Any city that shuts down a street for hydrogen release must do the same for gasoline. Vaporous gasoline is just as dangerous since it is heavy and can remain in suspension for some time. And this is assuming that the hydrogen was stored in gaseous or liquid form. Some systems right now use hydrides to store the H, which is very safe and reliable.

According to every safety analysis I've seen hydrogen, in an accidental release, is no more dangerous than gasoline. The worst cases are systems that use high pressure vessels to store the hydrogen in gaseous or liquid form. But even these systems use simple and effective methods to protect the storage containers.

Note, while hydrogen was the *fuel* involved in the Hidenburg and Challenger tragedies, it presence was not the root cause of the explosions. External events unrelated to the hydrogen were the true causes. This is the most common misunderstanding that causes folks to shy away from it's use as an alternative fuel.

As for it costing a fortune, that's not quite true. The real expense will be public distribution since nothing that exists now will work. A new infrastructure will have to be created and that's the biggest cost and that can easily be amortized over a long period of time. Further, especially with the hydride-based systems, it's possible for folks to buy and even create their own inexpensive H generators and replenish their systems using their own water supply. Several prototypes exist that do this, including the systems that United Nuclear uses to refill their H-converted 1994 C4 Corvette (which is actually a gas-H2 hybrid, not a true conversion ;) ).
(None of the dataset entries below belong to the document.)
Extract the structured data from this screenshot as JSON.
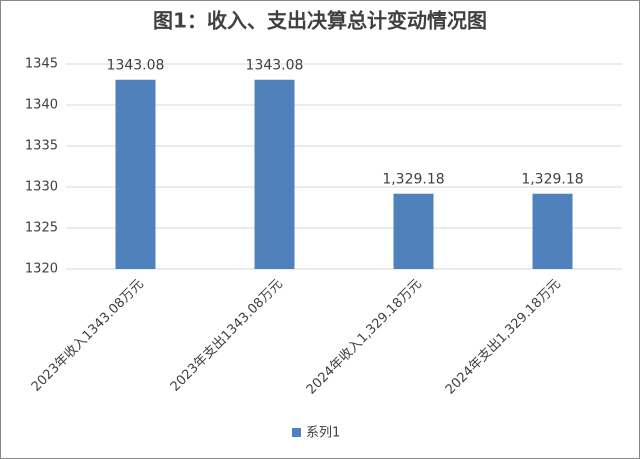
{
  "chart_data": {
    "type": "bar",
    "title": "图1：收入、支出决算总计变动情况图",
    "categories": [
      "2023年收入1343.08万元",
      "2023年支出1343.08万元",
      "2024年收入1,329.18万元",
      "2024年支出1,329.18万元"
    ],
    "series": [
      {
        "name": "系列1",
        "color": "#4f81bd",
        "values": [
          1343.08,
          1343.08,
          1329.18,
          1329.18
        ],
        "value_labels": [
          "1343.08",
          "1343.08",
          "1,329.18",
          "1,329.18"
        ]
      }
    ],
    "ylim": [
      1320,
      1345
    ],
    "yticks": [
      1320,
      1325,
      1330,
      1335,
      1340,
      1345
    ],
    "grid": true,
    "legend": "bottom"
  }
}
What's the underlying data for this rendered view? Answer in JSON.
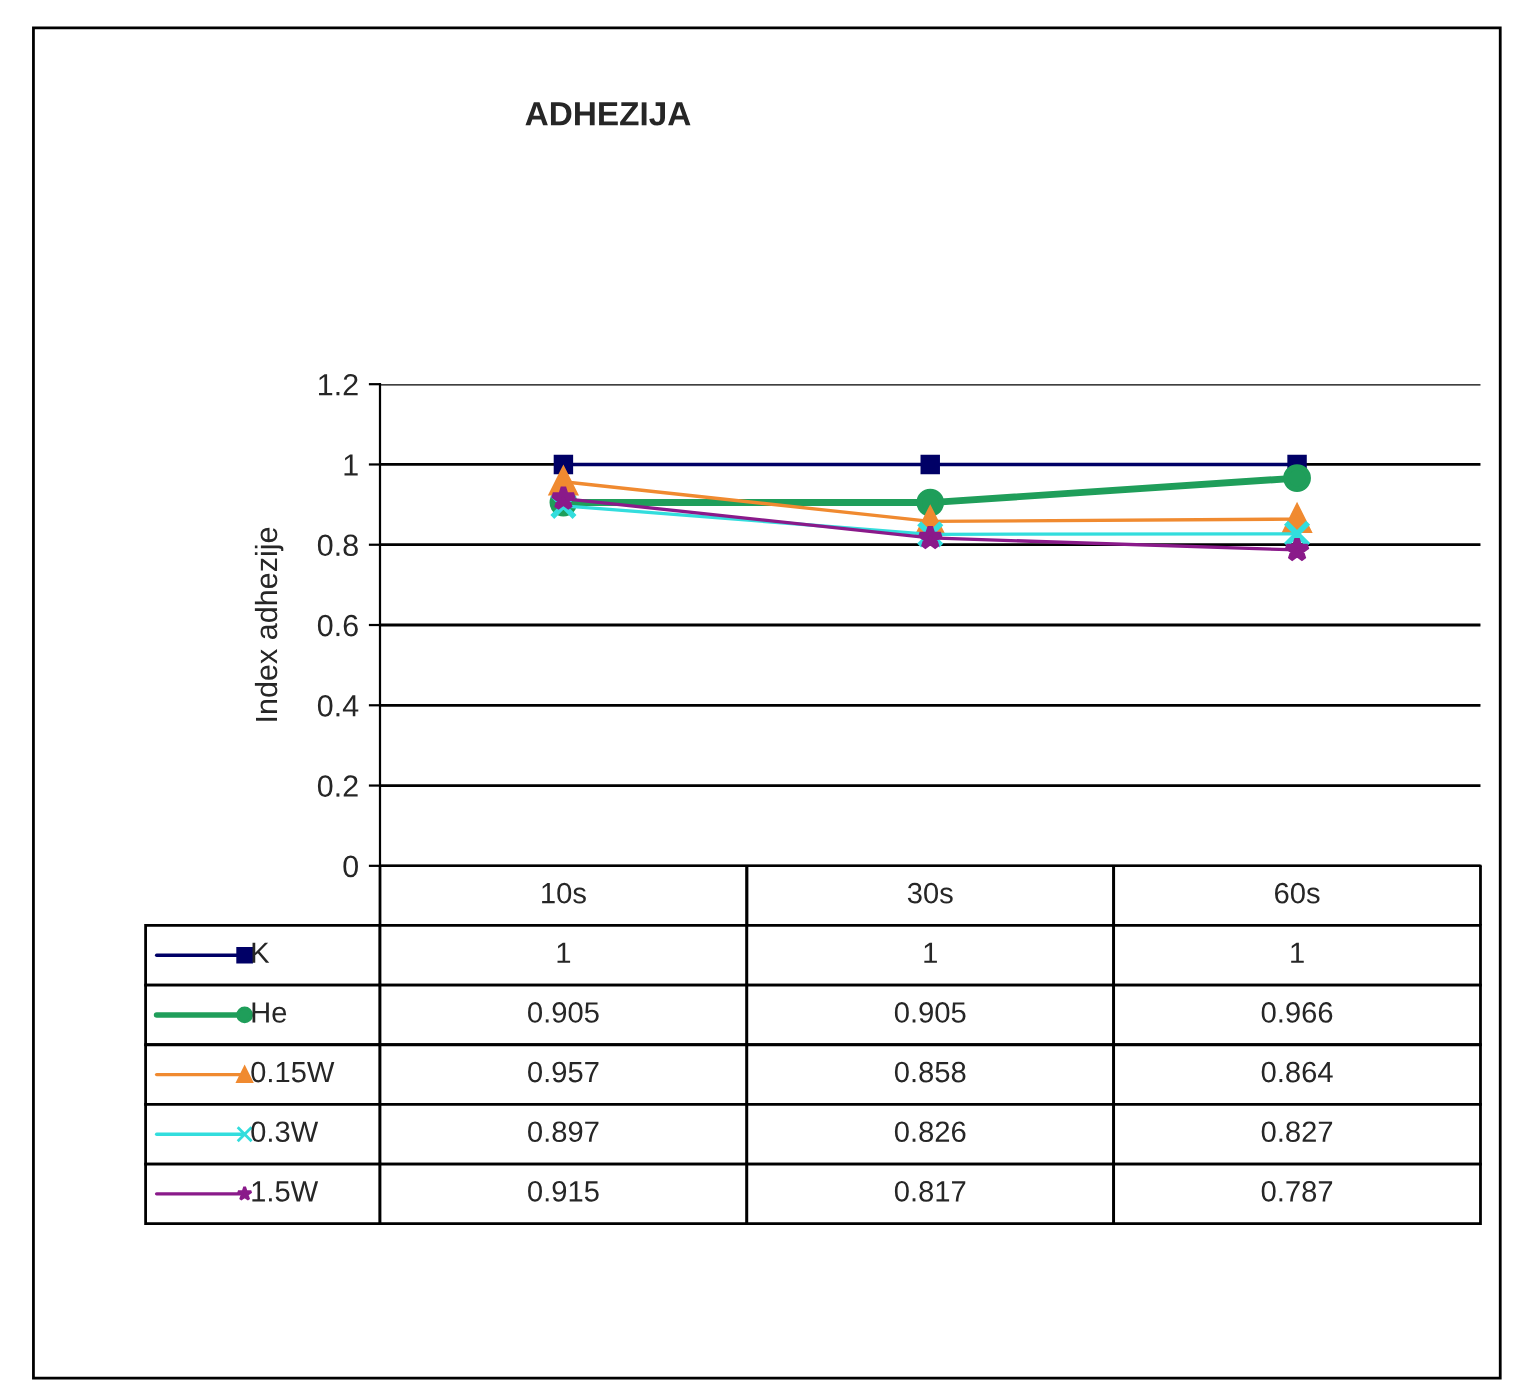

The *real* issues involved with hydrogen use is where we will get it in massive quantities. Everyone talks about cracking it from water with electricity but you can also get it from petroleum processes and natural gas. The last two pretty much defeat the purpose but they are actually largest source of the hyrdogen produced today. Electricity in this country is still mostly produced by fossil fuel plants.

So, converting cars is just a baby step to fossil fuel independence. It's a baby step towards better air quality. But it's a pretty good step in both directions and would at least allow the Feds to focus emissions and fuel regulation on the big energy companies and reduce the pressure on the automotive manufacturers.

Dan

2003 Cobra convertible With some stuff and things
Reply to
Dan

City block hahaha, that is so wrong, hydrogen will explode the same as a Gasoline car would. The Hydrogen is in a small special tank that fits in a car.